Werken nicotinepleisters echt om op lange termijn te stoppen met roken?

Voor sommigen is het besluit om te stoppen met roken een keerpunt. Ze leggen het pakje neer, gooien de lucifers weg en gaan er zo goed mogelijk mee om. Anderen hebben misschien een beetje hulp nodig. “Preloading” is een methode die sommigen gebruiken, waarbij de roker een tijdje nicotinepleisters gebruikt voordat hij cold turkey gaat. Hoewel het verslavende deel van roken te maken heeft met de nicotine en de afhankelijkheid van het lichaam daarvan, toont nieuw onderzoek aan dat nicotinepleisters die worden gebruikt voordat een volledige poging om te stoppen wordt ondernomen, niet effectief zijn om de gewoonte van rokers te beteugelen.

Nu heeft een team van onderzoekers van het Britse Centrum voor Tabak- en Alcoholstudies het gebruik van een nicotinepleister onderzocht als een aanloop van vier weken voordat patiënten volledig stoppen. Professor Paul Aveyard leidde het werk aan de Universiteit van Oxford. Het studiecohort bestond uit 1.792 nicotineafhankelijke volwassenen uit vier steden in Engeland. Gemiddeld rookten de deelnemers 19 sigaretten per dag, dat is iets minder dan één pakje. De meesten waren van middelbare leeftijd en hadden een lagere opleiding dan de gemiddelde inwoner van het Verenigd Koninkrijk. De helft van de proefpersonen was man en een kwart behoorde tot minderheidsgroepen.

Een huidige strategie voor sommigen is het gebruik van de pleisters gedurende een periode voordat de “stopdag” aanbreekt. De nicotinetoediening van de pleisters vermindert het verlangen, maar veel rokers, na het voorladen met nicotinepleisters, gaan vervolgens varenicline gebruiken (merknaam Chantix, een medicijn om te stoppen met roken dat op recept verkrijgbaar is) en dit medicijn zou de wateren kunnen vertroebelen over de vraag of de pleisters echt effectief zijn of niet.
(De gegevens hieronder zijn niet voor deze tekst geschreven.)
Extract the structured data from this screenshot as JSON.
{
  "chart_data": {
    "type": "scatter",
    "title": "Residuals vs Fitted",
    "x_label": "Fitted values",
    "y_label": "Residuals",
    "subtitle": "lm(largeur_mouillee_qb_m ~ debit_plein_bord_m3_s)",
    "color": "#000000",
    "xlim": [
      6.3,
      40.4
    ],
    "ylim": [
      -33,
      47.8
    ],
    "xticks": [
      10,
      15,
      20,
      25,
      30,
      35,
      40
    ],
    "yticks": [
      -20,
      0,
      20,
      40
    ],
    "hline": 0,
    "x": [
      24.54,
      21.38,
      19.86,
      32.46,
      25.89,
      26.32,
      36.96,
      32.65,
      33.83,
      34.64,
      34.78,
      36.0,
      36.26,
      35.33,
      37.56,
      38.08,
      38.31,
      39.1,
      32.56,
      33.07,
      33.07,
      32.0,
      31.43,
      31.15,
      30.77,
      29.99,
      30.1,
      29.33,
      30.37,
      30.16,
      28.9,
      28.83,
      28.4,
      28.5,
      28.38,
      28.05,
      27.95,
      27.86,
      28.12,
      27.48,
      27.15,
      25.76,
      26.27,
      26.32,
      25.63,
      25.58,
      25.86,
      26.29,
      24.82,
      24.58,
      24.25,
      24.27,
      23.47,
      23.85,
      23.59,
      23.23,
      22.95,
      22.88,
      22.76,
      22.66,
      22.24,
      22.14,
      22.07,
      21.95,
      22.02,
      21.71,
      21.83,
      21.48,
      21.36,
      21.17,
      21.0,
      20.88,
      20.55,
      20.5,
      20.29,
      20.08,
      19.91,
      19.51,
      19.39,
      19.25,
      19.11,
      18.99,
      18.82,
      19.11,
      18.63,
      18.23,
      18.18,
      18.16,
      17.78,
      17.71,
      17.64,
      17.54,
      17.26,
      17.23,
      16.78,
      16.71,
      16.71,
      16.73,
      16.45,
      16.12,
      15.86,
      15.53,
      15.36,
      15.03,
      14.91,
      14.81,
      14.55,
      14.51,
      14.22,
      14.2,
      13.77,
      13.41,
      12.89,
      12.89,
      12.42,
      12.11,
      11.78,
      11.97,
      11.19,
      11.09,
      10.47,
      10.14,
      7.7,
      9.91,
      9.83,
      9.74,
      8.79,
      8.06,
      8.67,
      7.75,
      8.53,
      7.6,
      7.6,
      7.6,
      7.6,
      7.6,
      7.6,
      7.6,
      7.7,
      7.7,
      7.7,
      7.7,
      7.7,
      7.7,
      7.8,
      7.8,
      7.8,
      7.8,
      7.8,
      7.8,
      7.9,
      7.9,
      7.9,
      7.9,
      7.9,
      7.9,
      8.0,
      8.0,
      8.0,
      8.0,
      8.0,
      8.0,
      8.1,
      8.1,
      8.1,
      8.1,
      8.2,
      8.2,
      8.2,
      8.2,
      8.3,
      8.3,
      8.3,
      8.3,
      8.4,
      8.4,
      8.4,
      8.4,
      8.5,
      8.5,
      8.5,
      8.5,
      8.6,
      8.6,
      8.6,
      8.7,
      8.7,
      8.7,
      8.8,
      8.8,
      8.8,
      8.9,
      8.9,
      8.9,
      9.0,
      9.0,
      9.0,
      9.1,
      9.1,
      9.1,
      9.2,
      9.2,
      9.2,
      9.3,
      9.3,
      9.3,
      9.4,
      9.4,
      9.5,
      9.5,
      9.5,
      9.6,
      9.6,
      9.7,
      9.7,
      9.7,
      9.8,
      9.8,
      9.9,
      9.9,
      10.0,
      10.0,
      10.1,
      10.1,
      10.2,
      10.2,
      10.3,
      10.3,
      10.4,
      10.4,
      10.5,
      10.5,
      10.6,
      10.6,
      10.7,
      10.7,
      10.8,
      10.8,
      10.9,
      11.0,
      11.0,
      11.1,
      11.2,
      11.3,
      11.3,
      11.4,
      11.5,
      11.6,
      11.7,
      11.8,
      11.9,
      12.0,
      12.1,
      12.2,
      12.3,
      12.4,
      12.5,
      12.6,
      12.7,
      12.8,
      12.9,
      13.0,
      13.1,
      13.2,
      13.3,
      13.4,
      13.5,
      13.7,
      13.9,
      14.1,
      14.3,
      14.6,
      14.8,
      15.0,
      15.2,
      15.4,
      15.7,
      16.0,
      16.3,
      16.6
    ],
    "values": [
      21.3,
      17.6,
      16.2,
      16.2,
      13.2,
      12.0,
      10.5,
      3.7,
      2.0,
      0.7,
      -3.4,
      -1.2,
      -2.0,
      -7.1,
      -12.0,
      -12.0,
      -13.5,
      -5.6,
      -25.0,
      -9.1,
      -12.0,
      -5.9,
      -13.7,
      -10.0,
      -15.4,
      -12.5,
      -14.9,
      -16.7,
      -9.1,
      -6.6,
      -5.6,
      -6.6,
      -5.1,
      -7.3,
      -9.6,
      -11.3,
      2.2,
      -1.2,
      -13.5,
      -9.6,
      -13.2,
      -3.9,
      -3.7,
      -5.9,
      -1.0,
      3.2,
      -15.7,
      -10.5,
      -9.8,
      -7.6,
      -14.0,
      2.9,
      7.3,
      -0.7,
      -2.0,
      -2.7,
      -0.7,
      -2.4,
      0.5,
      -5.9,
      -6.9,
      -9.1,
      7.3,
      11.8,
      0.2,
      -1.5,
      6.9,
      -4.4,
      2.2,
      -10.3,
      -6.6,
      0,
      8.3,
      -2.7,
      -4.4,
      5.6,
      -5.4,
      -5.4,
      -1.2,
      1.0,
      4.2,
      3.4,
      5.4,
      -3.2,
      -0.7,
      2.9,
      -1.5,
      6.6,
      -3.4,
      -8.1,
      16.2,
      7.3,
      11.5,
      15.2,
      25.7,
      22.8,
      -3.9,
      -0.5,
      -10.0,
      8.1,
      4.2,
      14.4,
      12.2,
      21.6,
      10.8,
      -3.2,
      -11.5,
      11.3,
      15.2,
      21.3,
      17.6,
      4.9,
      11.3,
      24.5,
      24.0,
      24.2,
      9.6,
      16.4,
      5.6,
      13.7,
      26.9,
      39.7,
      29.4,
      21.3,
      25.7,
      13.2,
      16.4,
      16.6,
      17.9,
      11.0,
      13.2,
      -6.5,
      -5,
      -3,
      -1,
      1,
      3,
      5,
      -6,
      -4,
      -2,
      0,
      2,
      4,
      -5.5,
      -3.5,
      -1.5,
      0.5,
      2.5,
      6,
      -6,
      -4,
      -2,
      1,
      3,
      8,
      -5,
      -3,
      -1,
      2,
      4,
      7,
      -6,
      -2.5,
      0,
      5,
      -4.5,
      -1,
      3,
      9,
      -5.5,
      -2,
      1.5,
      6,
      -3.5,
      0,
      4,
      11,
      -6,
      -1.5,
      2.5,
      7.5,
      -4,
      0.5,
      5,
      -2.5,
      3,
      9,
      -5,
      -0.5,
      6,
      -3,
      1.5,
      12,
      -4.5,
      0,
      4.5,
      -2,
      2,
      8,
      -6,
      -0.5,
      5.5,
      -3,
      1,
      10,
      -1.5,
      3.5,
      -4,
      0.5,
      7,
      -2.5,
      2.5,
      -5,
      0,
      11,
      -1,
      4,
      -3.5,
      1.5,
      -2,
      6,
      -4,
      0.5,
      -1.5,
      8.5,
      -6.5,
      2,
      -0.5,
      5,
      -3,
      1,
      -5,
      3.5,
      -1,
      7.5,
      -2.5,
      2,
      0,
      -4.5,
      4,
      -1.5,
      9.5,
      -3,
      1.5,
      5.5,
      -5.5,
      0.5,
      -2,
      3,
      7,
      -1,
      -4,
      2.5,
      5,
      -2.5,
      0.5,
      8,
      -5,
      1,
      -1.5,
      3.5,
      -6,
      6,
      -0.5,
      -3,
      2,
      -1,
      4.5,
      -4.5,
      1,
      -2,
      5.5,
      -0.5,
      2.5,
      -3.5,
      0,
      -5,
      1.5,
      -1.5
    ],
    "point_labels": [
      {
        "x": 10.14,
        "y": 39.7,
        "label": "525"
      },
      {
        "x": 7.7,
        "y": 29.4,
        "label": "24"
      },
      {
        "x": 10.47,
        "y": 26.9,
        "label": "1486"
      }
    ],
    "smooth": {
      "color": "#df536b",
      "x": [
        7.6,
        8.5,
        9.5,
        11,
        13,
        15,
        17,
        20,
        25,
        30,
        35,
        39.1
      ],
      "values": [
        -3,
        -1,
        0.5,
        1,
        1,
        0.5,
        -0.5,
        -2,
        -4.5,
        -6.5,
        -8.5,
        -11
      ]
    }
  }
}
Het team van het Centrum voor Tabak- en Alcoholstudies zei dat als ze het gebruik van varenicline en nicotinepleisters konden ontwarren, het voorbelasten met de pleisters “zou kunnen leiden tot een waardevolle toename in rookontwenning op de lange termijn.”

In de studie werden rokers gerandomiseerd in twee groepen. De ene helft kreeg stoppen met roken-medicatie en gedragstherapeutische ondersteuning en de andere helft kreeg dezelfde protocollen en een vierweekse proef met nicotinepleisters vóór de stopdag. Na de eerste vier weken kon de voorbelastingsgroep de pleisters blijven gebruiken of doorgaan met de niet-nicotine medicatie. Na zes maanden was 18% van de groep die de patches had gebruikt in een preloading strategie gestopt met roken. De groep die zonder de patches was doorgegaan, had een percentage van 14% rokers die waren gestopt.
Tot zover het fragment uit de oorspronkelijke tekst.